Limiting their review to the guidelines of preservation standards, both the Commission staff and its Architectural Committee have recommended that the Commission deny the application. Today, however, the Commission broadened the discussion to work toward a solution that would allow the sale to go through.
“We have been dealing with churches falling into disrepair … I view this as a chance to save a church that has some architectural significance,” Commission Chair Sam Sherman stated in kicking off the debate. Later, he added, that he didn’t wanted the Commission “to have another Church of the Assumption on its hands.”
In voicing the concerns of the Architectural Committee, Chair Dominique Hawkins established that chief among them was questions of the replacement glass as “stop-gap.” “If [they’re] accepted, we may end up living with them indefinitely,” she said.
Farnham clarified that the proposal should not be viewed as “temporary,” expressing satisfaction with the plans reviewed by Commission staff. Later, he said that although the modifications clearly were not in compliance with preservation standards, a provision for hardship might allow the process to go forward.

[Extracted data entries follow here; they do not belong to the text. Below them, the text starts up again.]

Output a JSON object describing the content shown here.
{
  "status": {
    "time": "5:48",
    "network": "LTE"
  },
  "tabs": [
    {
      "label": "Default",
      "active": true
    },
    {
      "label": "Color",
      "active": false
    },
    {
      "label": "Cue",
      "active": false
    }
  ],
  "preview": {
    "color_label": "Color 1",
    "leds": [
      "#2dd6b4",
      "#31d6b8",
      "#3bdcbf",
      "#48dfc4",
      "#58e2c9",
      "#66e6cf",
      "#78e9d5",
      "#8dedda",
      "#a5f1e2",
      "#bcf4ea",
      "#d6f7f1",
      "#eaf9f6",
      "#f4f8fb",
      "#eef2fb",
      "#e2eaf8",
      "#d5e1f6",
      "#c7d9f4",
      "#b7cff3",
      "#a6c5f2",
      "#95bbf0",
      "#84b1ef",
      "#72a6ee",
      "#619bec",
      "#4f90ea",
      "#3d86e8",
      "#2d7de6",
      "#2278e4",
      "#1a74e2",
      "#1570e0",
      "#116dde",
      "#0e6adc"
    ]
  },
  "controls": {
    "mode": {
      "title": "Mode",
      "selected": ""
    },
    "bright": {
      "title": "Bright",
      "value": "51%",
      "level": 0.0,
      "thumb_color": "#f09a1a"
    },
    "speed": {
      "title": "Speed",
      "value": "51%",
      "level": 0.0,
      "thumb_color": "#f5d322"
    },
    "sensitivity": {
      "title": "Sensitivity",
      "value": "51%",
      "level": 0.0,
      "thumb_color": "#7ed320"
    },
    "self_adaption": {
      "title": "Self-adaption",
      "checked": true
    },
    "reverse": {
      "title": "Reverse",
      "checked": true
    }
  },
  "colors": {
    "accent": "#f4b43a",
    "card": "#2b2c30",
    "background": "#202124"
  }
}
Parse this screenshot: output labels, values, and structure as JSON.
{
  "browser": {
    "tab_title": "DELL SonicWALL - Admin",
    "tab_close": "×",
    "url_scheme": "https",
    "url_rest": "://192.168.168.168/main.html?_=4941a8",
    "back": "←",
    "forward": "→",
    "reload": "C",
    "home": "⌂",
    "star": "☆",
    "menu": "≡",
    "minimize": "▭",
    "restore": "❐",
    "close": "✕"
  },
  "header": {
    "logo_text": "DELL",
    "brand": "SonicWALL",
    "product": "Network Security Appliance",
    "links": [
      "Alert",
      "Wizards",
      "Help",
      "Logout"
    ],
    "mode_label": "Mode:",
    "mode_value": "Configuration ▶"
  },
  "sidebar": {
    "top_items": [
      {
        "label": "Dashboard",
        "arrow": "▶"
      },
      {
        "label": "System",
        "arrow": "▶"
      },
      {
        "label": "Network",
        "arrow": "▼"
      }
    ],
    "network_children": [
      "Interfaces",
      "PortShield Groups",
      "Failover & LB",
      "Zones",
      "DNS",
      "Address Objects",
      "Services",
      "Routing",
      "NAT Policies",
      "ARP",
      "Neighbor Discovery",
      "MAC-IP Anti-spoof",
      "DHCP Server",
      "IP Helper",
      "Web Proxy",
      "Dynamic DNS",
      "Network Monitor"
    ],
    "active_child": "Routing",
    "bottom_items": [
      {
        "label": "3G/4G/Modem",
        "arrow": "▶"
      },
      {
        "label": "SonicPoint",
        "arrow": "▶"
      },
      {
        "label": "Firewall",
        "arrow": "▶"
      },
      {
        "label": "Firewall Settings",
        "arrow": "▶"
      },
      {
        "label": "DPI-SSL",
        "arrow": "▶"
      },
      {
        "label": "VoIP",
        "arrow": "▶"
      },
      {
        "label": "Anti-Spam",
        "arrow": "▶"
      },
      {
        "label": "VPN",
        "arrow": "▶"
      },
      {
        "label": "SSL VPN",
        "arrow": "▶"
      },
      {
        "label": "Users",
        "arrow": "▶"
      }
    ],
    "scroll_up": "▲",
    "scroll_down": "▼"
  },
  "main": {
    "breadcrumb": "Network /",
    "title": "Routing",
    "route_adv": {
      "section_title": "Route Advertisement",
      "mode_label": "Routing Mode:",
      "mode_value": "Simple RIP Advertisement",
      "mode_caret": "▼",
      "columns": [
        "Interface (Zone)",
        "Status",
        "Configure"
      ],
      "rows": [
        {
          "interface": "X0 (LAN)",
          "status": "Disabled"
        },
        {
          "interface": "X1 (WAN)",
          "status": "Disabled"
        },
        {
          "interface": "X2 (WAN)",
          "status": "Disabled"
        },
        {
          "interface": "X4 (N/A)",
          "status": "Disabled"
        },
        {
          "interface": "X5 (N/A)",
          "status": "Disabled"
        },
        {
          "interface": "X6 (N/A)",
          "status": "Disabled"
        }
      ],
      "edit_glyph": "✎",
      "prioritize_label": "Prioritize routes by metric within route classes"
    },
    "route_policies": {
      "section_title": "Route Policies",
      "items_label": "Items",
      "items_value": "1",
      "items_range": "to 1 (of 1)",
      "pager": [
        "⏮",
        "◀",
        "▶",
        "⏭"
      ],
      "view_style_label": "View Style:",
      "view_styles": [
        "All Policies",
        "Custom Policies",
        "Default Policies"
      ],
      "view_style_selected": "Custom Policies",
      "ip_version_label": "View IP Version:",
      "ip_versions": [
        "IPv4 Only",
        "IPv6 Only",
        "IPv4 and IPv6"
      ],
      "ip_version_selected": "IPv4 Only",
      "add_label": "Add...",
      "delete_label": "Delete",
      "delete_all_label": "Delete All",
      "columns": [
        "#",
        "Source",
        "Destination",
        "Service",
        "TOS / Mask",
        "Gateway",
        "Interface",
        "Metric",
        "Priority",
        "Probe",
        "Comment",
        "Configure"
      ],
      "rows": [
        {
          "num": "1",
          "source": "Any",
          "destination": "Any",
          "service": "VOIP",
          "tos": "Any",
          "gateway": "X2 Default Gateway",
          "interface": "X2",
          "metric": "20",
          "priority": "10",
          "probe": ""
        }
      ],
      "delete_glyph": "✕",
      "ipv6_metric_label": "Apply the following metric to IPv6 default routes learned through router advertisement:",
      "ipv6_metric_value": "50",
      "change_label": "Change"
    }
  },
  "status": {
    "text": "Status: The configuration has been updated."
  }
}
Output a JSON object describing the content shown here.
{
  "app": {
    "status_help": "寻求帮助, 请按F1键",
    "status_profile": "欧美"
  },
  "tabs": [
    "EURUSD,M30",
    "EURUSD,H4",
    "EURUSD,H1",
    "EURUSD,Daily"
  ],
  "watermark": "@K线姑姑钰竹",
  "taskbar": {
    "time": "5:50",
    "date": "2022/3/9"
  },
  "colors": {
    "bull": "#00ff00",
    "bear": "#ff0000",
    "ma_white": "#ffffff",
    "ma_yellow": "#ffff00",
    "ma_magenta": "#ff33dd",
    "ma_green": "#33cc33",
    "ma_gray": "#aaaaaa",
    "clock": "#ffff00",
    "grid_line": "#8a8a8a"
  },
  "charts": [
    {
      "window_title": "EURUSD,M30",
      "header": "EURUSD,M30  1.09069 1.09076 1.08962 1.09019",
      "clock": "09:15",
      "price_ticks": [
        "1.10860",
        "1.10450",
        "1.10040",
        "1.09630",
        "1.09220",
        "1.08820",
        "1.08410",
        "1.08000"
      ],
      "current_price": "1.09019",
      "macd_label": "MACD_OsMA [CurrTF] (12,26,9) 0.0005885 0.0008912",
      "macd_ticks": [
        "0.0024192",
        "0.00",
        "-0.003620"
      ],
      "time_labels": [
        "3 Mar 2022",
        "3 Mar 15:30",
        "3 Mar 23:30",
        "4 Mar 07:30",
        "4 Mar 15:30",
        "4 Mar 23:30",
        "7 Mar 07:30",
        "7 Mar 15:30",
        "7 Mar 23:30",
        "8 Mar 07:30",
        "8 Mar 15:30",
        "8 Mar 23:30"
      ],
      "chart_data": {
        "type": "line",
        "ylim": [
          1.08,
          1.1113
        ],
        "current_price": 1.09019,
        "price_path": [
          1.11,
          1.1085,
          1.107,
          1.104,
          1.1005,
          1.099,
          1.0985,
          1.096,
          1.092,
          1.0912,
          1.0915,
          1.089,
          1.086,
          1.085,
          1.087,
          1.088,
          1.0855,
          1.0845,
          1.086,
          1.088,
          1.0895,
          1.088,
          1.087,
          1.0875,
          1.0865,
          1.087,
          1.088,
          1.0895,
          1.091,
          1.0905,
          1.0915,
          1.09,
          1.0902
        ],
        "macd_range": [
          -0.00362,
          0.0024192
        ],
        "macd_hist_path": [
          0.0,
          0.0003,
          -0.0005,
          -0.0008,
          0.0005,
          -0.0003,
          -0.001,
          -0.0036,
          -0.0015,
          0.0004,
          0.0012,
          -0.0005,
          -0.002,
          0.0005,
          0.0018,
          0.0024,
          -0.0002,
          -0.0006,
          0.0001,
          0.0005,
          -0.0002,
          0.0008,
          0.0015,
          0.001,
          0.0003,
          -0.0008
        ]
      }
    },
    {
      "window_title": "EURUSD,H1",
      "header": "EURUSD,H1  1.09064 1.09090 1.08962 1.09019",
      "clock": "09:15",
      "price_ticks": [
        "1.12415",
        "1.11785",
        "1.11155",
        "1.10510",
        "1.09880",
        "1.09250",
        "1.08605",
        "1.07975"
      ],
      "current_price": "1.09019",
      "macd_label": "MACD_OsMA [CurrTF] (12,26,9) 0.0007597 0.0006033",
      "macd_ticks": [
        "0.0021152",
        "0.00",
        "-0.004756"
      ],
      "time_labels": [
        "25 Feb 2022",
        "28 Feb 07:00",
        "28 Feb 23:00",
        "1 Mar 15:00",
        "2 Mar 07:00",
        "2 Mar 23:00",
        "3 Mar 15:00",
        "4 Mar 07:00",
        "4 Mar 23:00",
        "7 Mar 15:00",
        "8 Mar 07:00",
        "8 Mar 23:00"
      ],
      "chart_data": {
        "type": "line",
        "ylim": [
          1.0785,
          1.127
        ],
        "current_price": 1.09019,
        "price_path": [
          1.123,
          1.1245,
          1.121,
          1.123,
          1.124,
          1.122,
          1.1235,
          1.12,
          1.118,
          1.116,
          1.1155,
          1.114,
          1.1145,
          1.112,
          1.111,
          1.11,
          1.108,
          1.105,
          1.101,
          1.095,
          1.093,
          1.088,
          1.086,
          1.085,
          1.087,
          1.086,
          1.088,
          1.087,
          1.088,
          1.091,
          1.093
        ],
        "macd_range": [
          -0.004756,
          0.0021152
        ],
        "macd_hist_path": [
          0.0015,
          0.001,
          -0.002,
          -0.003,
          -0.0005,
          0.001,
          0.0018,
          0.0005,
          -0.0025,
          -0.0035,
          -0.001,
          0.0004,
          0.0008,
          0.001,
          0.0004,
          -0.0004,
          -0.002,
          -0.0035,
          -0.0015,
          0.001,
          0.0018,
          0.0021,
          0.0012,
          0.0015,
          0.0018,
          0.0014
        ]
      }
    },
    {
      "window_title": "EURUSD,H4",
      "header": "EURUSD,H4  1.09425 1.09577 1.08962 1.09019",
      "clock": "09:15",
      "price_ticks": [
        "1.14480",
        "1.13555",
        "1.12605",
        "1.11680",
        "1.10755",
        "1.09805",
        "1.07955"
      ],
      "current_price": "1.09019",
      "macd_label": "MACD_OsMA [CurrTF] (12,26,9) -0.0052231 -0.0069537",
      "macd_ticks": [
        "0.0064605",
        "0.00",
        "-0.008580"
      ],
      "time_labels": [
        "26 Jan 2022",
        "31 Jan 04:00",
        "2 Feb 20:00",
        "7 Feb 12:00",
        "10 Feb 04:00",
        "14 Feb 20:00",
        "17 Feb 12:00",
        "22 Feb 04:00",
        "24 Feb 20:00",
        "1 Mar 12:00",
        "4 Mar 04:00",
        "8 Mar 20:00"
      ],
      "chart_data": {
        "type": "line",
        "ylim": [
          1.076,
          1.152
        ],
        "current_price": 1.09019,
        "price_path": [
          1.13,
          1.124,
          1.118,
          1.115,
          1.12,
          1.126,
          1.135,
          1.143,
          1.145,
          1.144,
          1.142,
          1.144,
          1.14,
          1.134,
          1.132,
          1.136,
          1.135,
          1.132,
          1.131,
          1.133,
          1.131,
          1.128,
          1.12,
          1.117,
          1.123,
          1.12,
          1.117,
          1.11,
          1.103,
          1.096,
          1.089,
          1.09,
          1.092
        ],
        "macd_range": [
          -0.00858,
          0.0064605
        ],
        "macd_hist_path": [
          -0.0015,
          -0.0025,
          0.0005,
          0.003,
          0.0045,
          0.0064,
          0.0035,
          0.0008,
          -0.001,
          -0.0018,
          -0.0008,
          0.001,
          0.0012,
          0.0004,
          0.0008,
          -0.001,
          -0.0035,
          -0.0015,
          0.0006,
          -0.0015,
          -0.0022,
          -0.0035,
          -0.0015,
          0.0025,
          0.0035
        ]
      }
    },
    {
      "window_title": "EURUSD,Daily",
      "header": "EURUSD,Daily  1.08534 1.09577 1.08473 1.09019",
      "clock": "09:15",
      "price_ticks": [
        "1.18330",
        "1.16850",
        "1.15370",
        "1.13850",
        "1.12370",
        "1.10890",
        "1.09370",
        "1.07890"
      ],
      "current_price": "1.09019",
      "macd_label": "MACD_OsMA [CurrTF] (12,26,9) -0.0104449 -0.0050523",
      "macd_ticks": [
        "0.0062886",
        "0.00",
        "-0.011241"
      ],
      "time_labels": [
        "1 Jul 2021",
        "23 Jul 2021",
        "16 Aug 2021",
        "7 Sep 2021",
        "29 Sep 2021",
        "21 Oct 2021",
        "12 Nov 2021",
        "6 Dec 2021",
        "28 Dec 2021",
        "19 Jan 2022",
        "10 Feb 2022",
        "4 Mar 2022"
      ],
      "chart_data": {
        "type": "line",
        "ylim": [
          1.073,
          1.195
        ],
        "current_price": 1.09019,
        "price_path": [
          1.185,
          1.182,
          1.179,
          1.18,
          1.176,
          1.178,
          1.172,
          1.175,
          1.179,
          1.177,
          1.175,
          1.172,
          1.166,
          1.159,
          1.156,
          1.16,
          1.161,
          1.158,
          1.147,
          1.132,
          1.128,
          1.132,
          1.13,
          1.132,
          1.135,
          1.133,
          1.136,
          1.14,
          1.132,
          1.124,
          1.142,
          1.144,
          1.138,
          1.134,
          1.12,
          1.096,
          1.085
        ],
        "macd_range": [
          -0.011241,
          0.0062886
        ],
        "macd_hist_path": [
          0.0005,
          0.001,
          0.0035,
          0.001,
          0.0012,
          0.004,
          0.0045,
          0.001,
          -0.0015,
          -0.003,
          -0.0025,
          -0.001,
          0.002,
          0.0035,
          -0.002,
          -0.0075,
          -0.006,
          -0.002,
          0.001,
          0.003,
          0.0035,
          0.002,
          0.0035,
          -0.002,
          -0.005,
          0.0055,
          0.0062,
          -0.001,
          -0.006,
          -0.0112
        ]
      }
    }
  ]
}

John Gallery of the Preservation Alliance strongly protested the request, saying ” if you blithely say, ‘OK, take out all the windows’, that’s going to be a precedent.” He suggested that “many” of the windows weren’t even that religious.
Ultimately, the Commission formulated an approval whose conditions included that the windows not be removed until after the sale was closed, that demolition and other permits be in place, and that the details of the new windows be approved by Commission staff.
In between the District and the Church, the majority of other cases reviewed during the meeting involved residential work. In addition, all three cases involving commercial signs were denied. In their variety — a request for an unusual wooden awning, a request for two more signs on a CVS storefront that already sports four signs, and a request for legalization of two awnings — they provided still more evidence to support the attention this signage has been receiving as a new zoning code is readied for adoption.